/diaphora-ml

Diaphora Machine Learning tools and datasets

Primary LanguagePythonGNU Affero General Public License v3.0AGPL-3.0

Diaphora ML

This repository contains the Diaphora Machine Learning tools and the datasets used by Diaphora to generate the distributed ML model.

What is in this repository?

The directory tools contains the following tools:

  • diaphora-export.sh: A bash shell script to export with Diaphora a binary file. Please edit it before to setup your IDA and Diaphora paths.
  • create_dataset.py: Python tool to build a dataset cross comparing binaries that the tool believe are the same. Currently, only the following 2 rules are considered: 1) 99% of the functions have the same address, or 2) 95% of the function names are the same (ignoring auto-generated ones).
  • train_dataset.py: Python tool to train a dataset and build model or check an already trained model against a different dataset. It supports a myriad of other use-cases, please see its help for more details.
  • validate_against_diff.py: Python tool to check a ML model against a saved Diaphora diffing results database. It's mostly used to identify potential false positives with a trained ML model.
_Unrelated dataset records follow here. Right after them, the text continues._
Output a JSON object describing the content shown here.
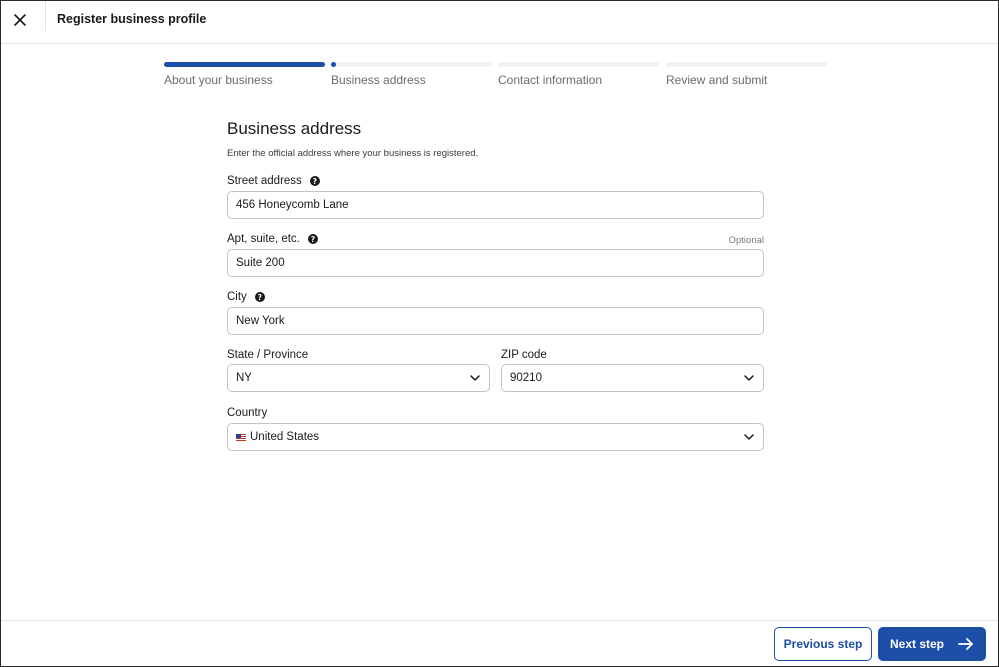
{
  "header": {
    "title": "Register business profile",
    "close_icon": "close-icon"
  },
  "stepper": {
    "steps": [
      {
        "label": "About your business",
        "progress": 1.0
      },
      {
        "label": "Business address",
        "progress": 0.0
      },
      {
        "label": "Contact information",
        "progress": 0.0
      },
      {
        "label": "Review and submit",
        "progress": 0.0
      }
    ],
    "current_index": 1
  },
  "form": {
    "title": "Business address",
    "description": "Enter the official address where your business is registered.",
    "street": {
      "label": "Street address",
      "value": "456 Honeycomb Lane"
    },
    "apt": {
      "label": "Apt, suite, etc.",
      "optional": "Optional",
      "value": "Suite 200"
    },
    "city": {
      "label": "City",
      "value": "New York"
    },
    "state": {
      "label": "State / Province",
      "value": "NY"
    },
    "zip": {
      "label": "ZIP code",
      "value": "90210"
    },
    "country": {
      "label": "Country",
      "value": "United States",
      "flag_icon": "us-flag-icon"
    }
  },
  "footer": {
    "previous_label": "Previous step",
    "next_label": "Next step"
  },
  "colors": {
    "accent": "#1c4fa8",
    "border": "#c4c4c4"
  }
}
The directory datasets contains the following files:

  • cisco-talos-dataset-2.csv.bz2: A BZ2 compressed CSV file with the generated dataset cross comparing similar binaries from the Cisco Talos Dataset-2.
  • diaphora-amalgamation.csv.bz2: A BZ2 compressed CSV file with the Diaphora's dataset called "the amalgamation", containing the cross comparison data for the Diaphora's testing suite, issues files, and the Cisco Talos Dataset-2 files.

The directory example contains the following example dataset and script:

  • mini-dataset: A directory with a few binary executables. Just an example dataset.
  • run.sh: Example script that exports with Diaphora every single binary in the mini-dataset directoy, generates a CSV files cross comparing all the exported binaries, splits the created dataset into the usual training, validation and test datasets; and then trains a model (using a decision tree algorithm) and verifies it against the test and validation datasets. Please remember to change in the file /tools/diaphora-export.h the paths for IDA and Diaphora.

The directory docs contains a presentation given in the conference 44CON describing Machine Learning as implemented in Diaphora as of September 2024.